Triple Top formations are reversal patterns with the bearish bias, this pattern is not often seen in the forex market (also note Triple Bottoms, Double Bottoms, and Double Tops). Triple Tops are identified by three consecutive highs of similar (or almost) height with 2 moderate pullbacks in between (neckline).
The triple top can be a major reversal pattern (if found on a daily chart or bigger timeframe) that can be formed after an extended uptrend. This pattern is confirmed when the currency pair price breaks from (the third peak) above through the neckline and the most likely price direction is now DOWN.
What does a Triple Top formation look like?
A triple top formation is a distinct chart pattern characterized by a rally to a new high (peak1 or resistance1) followed by a moderate pull back (10 -20%) to the neckline (support level), a second rally to test a new high ( peak2 or resistance2) followed by a moderate pull back (10 -20%) to the neckline (support level) and finally a third rally to test a new high (peak3 or resistance3).
The three peaks (highs or resistance levels) are at approximately the same price level. Following is a pull back to below the neckline (support).

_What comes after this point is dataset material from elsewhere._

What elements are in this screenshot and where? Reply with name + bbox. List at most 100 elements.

How to trade this pattern?
Go short below the neckline (support level) when the currency pair price breaks from (its third peak) above since the most likely price direction is now DOWN. Place your stop couple of pips above the third peak price!
Your target must be at least twice the distance from the third peak break to the neckline.
Example: If the third peak price is at 1.2300 and the neckline is at 1.2250, your target level must be at least 100 pips when trading the breakout!